Attualmente non esiste una terapia specifica contro l’infezione da virus Covid-19. Il nome scientificamente corretto del virus è in realtà SARS-CoV-2, mentre si usa il termine Covid-19 per definire l’infezione dell’attuale pandemia. Il nome scientifico lascia anche intendere la stretta parentela dell’attuale virus con quello più virulento e letale che fu causa di un’epidemia più circoscritta geograficamente (Cina e Canada) alcuni anni orsono.
C’è un fervore di studi in tutto il mondo, Italia compresa, per mettere a punto un vaccino efficace per prevenire l’infezione: questo richiederà ancora parecchio tempo. Attualmente sono in corso trattamenti empirici, con benefici reclamati in alcuni casi, basati su farmaci antivirali già impiegati per le infezioni da virus Ebola e AIDS; ma anche anticorpi monoclonali (Tucilizumab) che agiscono non sul virus ma contrastano l’eccesso di un mediatore dell’infiammazione (Interleukina-6, IL-6), responsabile della polmonite interstiziale dell’infezione Covid-19. Su quest’ultimo è stato avviato in Italia un trial clinico.

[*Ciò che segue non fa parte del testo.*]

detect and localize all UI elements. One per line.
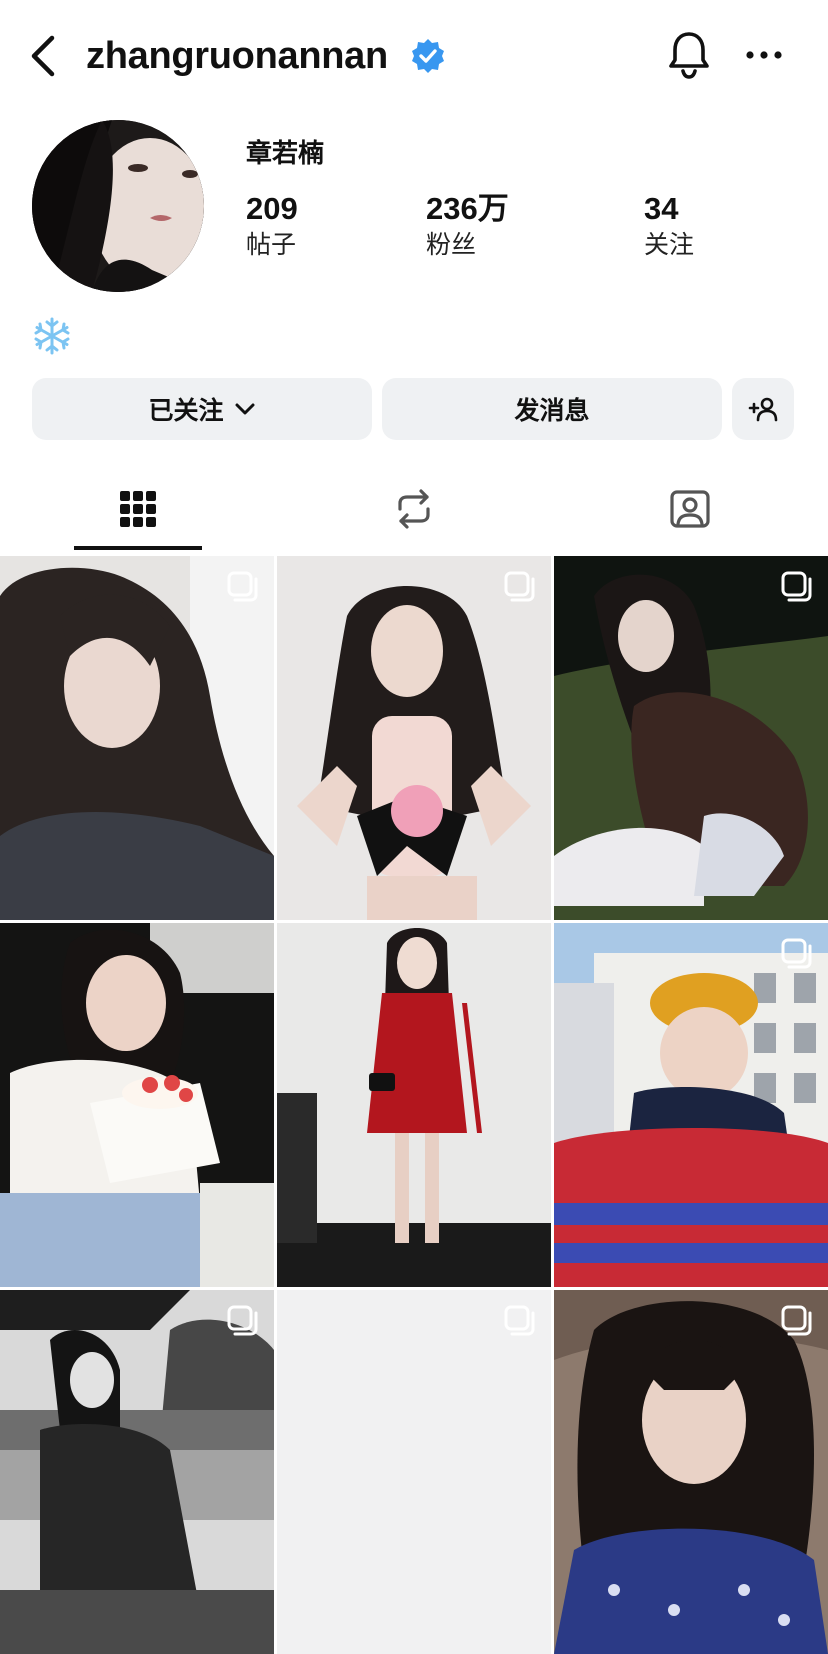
active-tab-indicator bbox=[74, 546, 202, 550]
posts-count: 209 bbox=[246, 191, 298, 226]
post-thumbnail[interactable] bbox=[0, 1290, 274, 1654]
suggested-users-button[interactable] bbox=[732, 378, 794, 440]
followers-label: 粉丝 bbox=[426, 231, 477, 259]
post-photo bbox=[554, 556, 828, 920]
message-button-label: 发消息 bbox=[514, 397, 590, 425]
avatar-photo bbox=[32, 120, 204, 292]
multiple-photos-icon bbox=[781, 938, 812, 969]
tab-posts[interactable] bbox=[0, 466, 276, 552]
following-button-label: 已关注 bbox=[148, 397, 224, 425]
back-chevron-icon[interactable] bbox=[22, 32, 66, 80]
post-photo bbox=[277, 556, 551, 920]
repost-icon bbox=[398, 489, 430, 529]
profile-tabs bbox=[0, 466, 828, 552]
post-thumbnail[interactable] bbox=[277, 556, 551, 920]
grid-icon bbox=[120, 491, 156, 527]
tab-reposts[interactable] bbox=[276, 466, 552, 552]
stat-following[interactable]: 34 关注 bbox=[644, 190, 694, 262]
display-name: 章若楠 bbox=[246, 138, 325, 168]
multiple-photos-icon bbox=[504, 571, 535, 602]
post-thumbnail[interactable] bbox=[0, 556, 274, 920]
followers-count: 236万 bbox=[426, 191, 509, 226]
multiple-photos-icon bbox=[781, 1305, 812, 1336]
posts-label: 帖子 bbox=[246, 231, 297, 259]
following-button[interactable]: 已关注 bbox=[32, 378, 372, 440]
post-photo bbox=[0, 1290, 274, 1654]
profile-username: zhangruonannan bbox=[86, 35, 388, 77]
following-label: 关注 bbox=[644, 231, 695, 259]
post-thumbnail[interactable] bbox=[277, 923, 551, 1287]
verified-badge-icon bbox=[412, 39, 444, 73]
message-button[interactable]: 发消息 bbox=[382, 378, 722, 440]
posts-grid bbox=[0, 556, 828, 1654]
snowflake-icon bbox=[34, 317, 70, 355]
post-thumbnail[interactable] bbox=[554, 556, 828, 920]
multiple-photos-icon bbox=[504, 1305, 535, 1336]
post-thumbnail[interactable] bbox=[277, 1290, 551, 1654]
post-thumbnail[interactable] bbox=[554, 1290, 828, 1654]
tab-tagged[interactable] bbox=[552, 466, 828, 552]
tagged-person-icon bbox=[670, 490, 710, 528]
post-thumbnail[interactable] bbox=[0, 923, 274, 1287]
stat-followers[interactable]: 236万 粉丝 bbox=[426, 190, 509, 262]
post-photo bbox=[554, 923, 828, 1287]
profile-avatar[interactable] bbox=[32, 120, 204, 292]
top-bar: zhangruonannan bbox=[0, 0, 828, 110]
more-icon[interactable] bbox=[742, 38, 786, 72]
bell-icon[interactable] bbox=[666, 28, 712, 80]
post-photo bbox=[277, 923, 551, 1287]
chevron-down-icon bbox=[235, 403, 254, 415]
following-count: 34 bbox=[644, 191, 679, 226]
multiple-photos-icon bbox=[781, 571, 812, 602]
post-photo bbox=[554, 1290, 828, 1654]
post-photo bbox=[0, 556, 274, 920]
post-photo bbox=[0, 923, 274, 1287]
stat-posts[interactable]: 209 帖子 bbox=[246, 190, 298, 262]
multiple-photos-icon bbox=[227, 571, 258, 602]
add-person-icon bbox=[748, 397, 778, 422]
post-thumbnail[interactable] bbox=[554, 923, 828, 1287]
multiple-photos-icon bbox=[227, 1305, 258, 1336]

La novità, comunicata via web il 12 marzo scorso (1), riguarda l’identificazione di un anticorpo monoclonale capace di neutralizzare il virus SARS-CoV-2, a opera di un gruppo di ricercatori della Divisione di Virologia dell’Università di Utrecht in Olanda. Questo anticorpo agirebbe legandosi a una proteina (Spike receptor), che costituisce la base delle protuberanze a corona che la microscopia elettronica ci mostra diffusamente in questi giorni. Questo legame con la proteina antigene Spike impedirebbe l’ingresso del virus nella cellula ospite, indipendentemente dall’inibizione del legame tra recettore della membrana cellulare e lo Spike. A questo anticorpo, identificato a seguito un complesso iter di screening di possibili molecole anticorpali, è stato dato il codice 47D11.
L’anticorpo servirà alla ricerca e alla diagnosi laboratoristica con i test finalizzati a identificare la proteina chiave del virus SARS-CoV-2. Gli anticorpi neutralizzanti dovranno servire a modificare l’infezione nei soggetti colpiti ma anche a proteggere dall’infezione i soggetti non ancora infettati ma esposti al virus. Naturalmente occorrerà ancora del tempo per ulteriori verifiche di laboratorio e precliniche, prima di passare alla sperimentazione sull’uomo e alla fine per produrre l’anticorpo in scala per strategie di prevenzione e cura. La notizia è di quelle buone, anche perché se questa strada dovesse funzionare ed essere sicura potrebbe anche anticipare l’avvento del vaccino.
1) Chunyan Wang, Wentao Li, Dubravka Drabek, Nisreen M.A. Okba, Rien van Haperen, Albert D.M.E. Osterhaus, Frank J.M. van Kuppeveld, Bart L. Haagmans, Frank Grosveld, Berend-Jan Bosch. A human monoclonal antibody blocking SARS-CoV-2 infection.